Monday, March 23, 2009

To confuse things

Let's talk about democracy.

You might have seen an item by Michael Duffy in he SMH on the weekend. Duffy discusses the claim that "the internet has healthily diluted the political power that used to be concentrated in the hands of those who were older, wealthier, and better connected than the average citizen." He relies upon a book by Matthew Hindman called The Myth of Digital Democracy to claim that the internet has in general made little impact.

The central thesis is that who speaks, and who gets heard is still fundamentally the same. For example, while GetUp! might reach a big audience, so did street stalls with paper petitions. People like me who blog were also letter writers to newspapers. People who talk a lot about politics in chat or twitter do it a lot in the pub.

The thesis has some merit - however, it is not quite as simple as that. True the same people are still mostly doing the same things just in different ways. But significantly the internet means that a individual is no longer denied a voice. The impact is at the margins rather than a fundamental reform. And it is all too easy to forget how in earlier generations the printing press was the most significant weapon of revolutionaries. Simon Sebag Montefiore's Young Stalin is full of the stories of the moving, defending and loss of printing presses.

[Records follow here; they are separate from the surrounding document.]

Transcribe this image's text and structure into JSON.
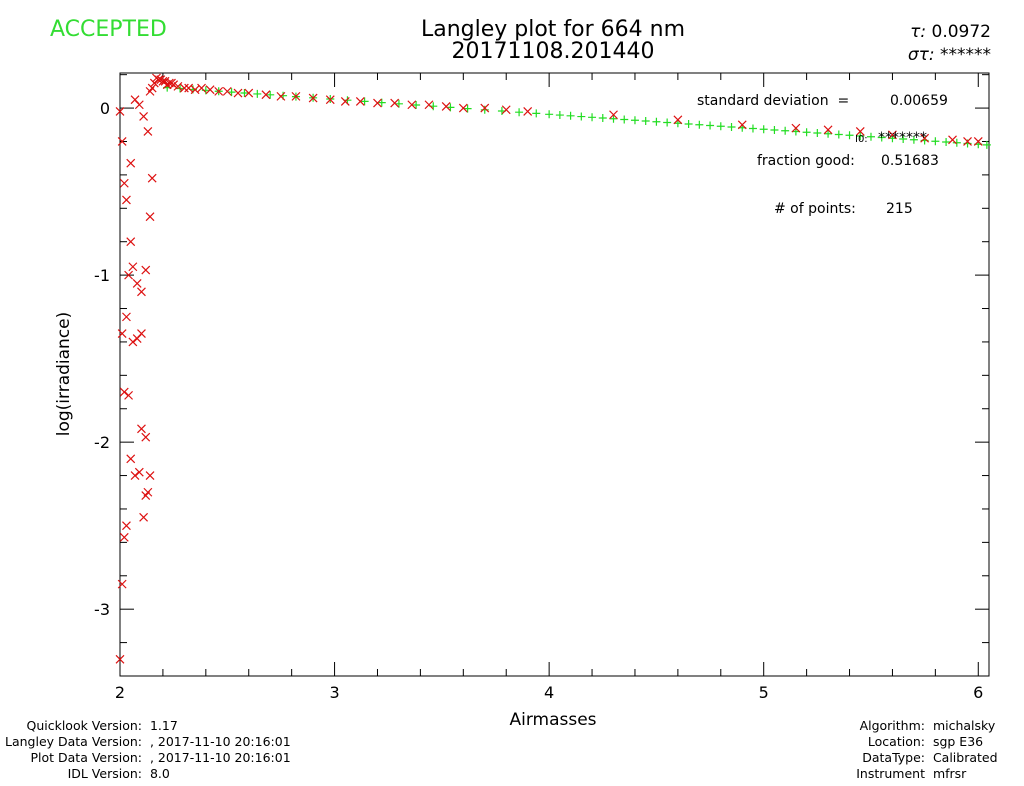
{
  "header": {
    "status": "ACCEPTED",
    "title_line1": "Langley plot for 664 nm",
    "title_line2": "20171108.201440",
    "tau_label": "τ:",
    "tau_value": "0.0972",
    "sigma_label": "στ:",
    "sigma_value": "******"
  },
  "stats": {
    "std_label": "standard deviation  =",
    "std_value": "0.00659",
    "i0_label": "I0:",
    "i0_value": "*******",
    "fraction_label": "fraction good:",
    "fraction_value": "0.51683",
    "points_label": "# of points:",
    "points_value": "215"
  },
  "chart_data": {
    "type": "scatter",
    "title": "Langley plot for 664 nm",
    "xlabel": "Airmasses",
    "ylabel": "log(irradiance)",
    "xlim": [
      2,
      6.05
    ],
    "ylim": [
      -3.4,
      0.21
    ],
    "xticks": [
      2,
      3,
      4,
      5,
      6
    ],
    "yticks": [
      0,
      -1,
      -2,
      -3
    ],
    "colors": {
      "good": "#22dd22",
      "rejected": "#dd1111"
    },
    "good_points": {
      "marker": "+",
      "fit_line": {
        "intercept": 0.3216,
        "slope": -0.0897
      },
      "x": [
        2.22,
        2.28,
        2.34,
        2.4,
        2.46,
        2.52,
        2.58,
        2.64,
        2.7,
        2.76,
        2.82,
        2.9,
        2.98,
        3.06,
        3.14,
        3.22,
        3.3,
        3.38,
        3.46,
        3.54,
        3.62,
        3.7,
        3.78,
        3.86,
        3.94,
        4.0,
        4.05,
        4.1,
        4.15,
        4.2,
        4.25,
        4.3,
        4.35,
        4.4,
        4.45,
        4.5,
        4.55,
        4.6,
        4.65,
        4.7,
        4.75,
        4.8,
        4.85,
        4.9,
        4.95,
        5.0,
        5.05,
        5.1,
        5.15,
        5.2,
        5.25,
        5.3,
        5.35,
        5.4,
        5.45,
        5.5,
        5.55,
        5.6,
        5.65,
        5.7,
        5.75,
        5.8,
        5.85,
        5.9,
        5.95,
        6.0,
        6.04
      ]
    },
    "rejected_points": {
      "marker": "×",
      "x": [
        2.0,
        2.01,
        2.02,
        2.03,
        2.05,
        2.04,
        2.06,
        2.08,
        2.1,
        2.12,
        2.14,
        2.15,
        2.13,
        2.11,
        2.09,
        2.07,
        2.05,
        2.03,
        2.01,
        2.02,
        2.04,
        2.06,
        2.08,
        2.1,
        2.12,
        2.14,
        2.13,
        2.11,
        2.09,
        2.07,
        2.05,
        2.03,
        2.02,
        2.01,
        2.0,
        2.1,
        2.12,
        2.14,
        2.16,
        2.18,
        2.2,
        2.22,
        2.24,
        2.15,
        2.17,
        2.19,
        2.21,
        2.23,
        2.25,
        2.27,
        2.3,
        2.32,
        2.35,
        2.38,
        2.42,
        2.46,
        2.5,
        2.55,
        2.6,
        2.68,
        2.75,
        2.82,
        2.9,
        2.98,
        3.05,
        3.12,
        3.2,
        3.28,
        3.36,
        3.44,
        3.52,
        3.6,
        3.7,
        3.8,
        3.9,
        4.3,
        4.6,
        4.9,
        5.15,
        5.3,
        5.45,
        5.6,
        5.75,
        5.88,
        5.95,
        6.0
      ],
      "y": [
        -0.02,
        -0.2,
        -0.45,
        -0.55,
        -0.8,
        -1.0,
        -0.95,
        -1.05,
        -1.1,
        -0.97,
        -0.65,
        -0.42,
        -0.14,
        -0.05,
        0.02,
        0.05,
        -0.33,
        -1.25,
        -1.35,
        -1.7,
        -1.72,
        -1.4,
        -1.38,
        -1.35,
        -1.97,
        -2.2,
        -2.3,
        -2.45,
        -2.18,
        -2.2,
        -2.1,
        -2.5,
        -2.57,
        -2.85,
        -3.3,
        -1.92,
        -2.32,
        0.1,
        0.15,
        0.17,
        0.16,
        0.14,
        0.15,
        0.12,
        0.18,
        0.17,
        0.16,
        0.15,
        0.14,
        0.13,
        0.12,
        0.12,
        0.11,
        0.12,
        0.11,
        0.1,
        0.1,
        0.09,
        0.09,
        0.08,
        0.07,
        0.07,
        0.06,
        0.05,
        0.04,
        0.04,
        0.03,
        0.03,
        0.02,
        0.02,
        0.01,
        0.0,
        0.0,
        -0.01,
        -0.02,
        -0.04,
        -0.07,
        -0.1,
        -0.12,
        -0.13,
        -0.14,
        -0.16,
        -0.18,
        -0.19,
        -0.2,
        -0.2
      ]
    }
  },
  "footer": {
    "left": [
      {
        "label": "Quicklook Version:",
        "value": "1.17"
      },
      {
        "label": "Langley Data Version:",
        "value": ", 2017-11-10 20:16:01"
      },
      {
        "label": "Plot Data Version:",
        "value": ", 2017-11-10 20:16:01"
      },
      {
        "label": "IDL Version:",
        "value": "8.0"
      }
    ],
    "right": [
      {
        "label": "Algorithm:",
        "value": "michalsky"
      },
      {
        "label": "Location:",
        "value": "sgp E36"
      },
      {
        "label": "DataType:",
        "value": "Calibrated"
      },
      {
        "label": "Instrument",
        "value": "mfrsr"
      }
    ]
  }
}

You don't notice the benefits of the internet in democracies as you do in states that aren't democracies.

This is all a long intro to segue to the fact that I've been included in an online list of the censorship who's who. I'm sure the Crikey guys would be thrilled to see that I'm referred to as having contributed i the main stream media because I have written in Crikey - they don't think of themselves as MSM.

Anyhow the site also has a who's who on a Bill of Rights. Just to confuse matters I'm absolutely supportive of a Bill of Rights. I'm ultimately supportive of a Bill of Rights that would be incorporated in the Commonwealth Constitution, but I can see all the dilemmas that poses.

What I can't stand is all the opposition to a Bill of Rights as just an Act of Parliament. Lots of very idiotic comments running around about either over-empowering judges to "make law" (or at least overturn law) or about constitutional problems if courts lower than the High Court were empowered to make decisions about the constitutionality of laws.

It really is possible to hasten slowly. Step one would be to pass an Act establishing Basic Human Rights in Australia. In that Act you authorise a statutory body (e.g. HREOC) to report annually to Parliament on whether any rights have been affected by legislation, and empowering them to conduct enquiries and receive complaints. Parliament doesn't have to do anything - but the process holds the Parliament and Government to account to voters for the contraventions. (You can expect they will react by varying one or other Act).

Once we all get comfortable with that you change the Act so that the High Court can decide if a new piece of legislation offends the Act, and specify that the latter Act is void if it is not re-enacted by the Parliament within three months (or twenty sitting days) of the Court's decision. Once again Parliament might decide to amend the Rights Act.

Once that becmes stable you put the referendum to adopt the final Act as a set of Constitutional rights.

Not hard really. And I suspect that the filter would be legal under any of them.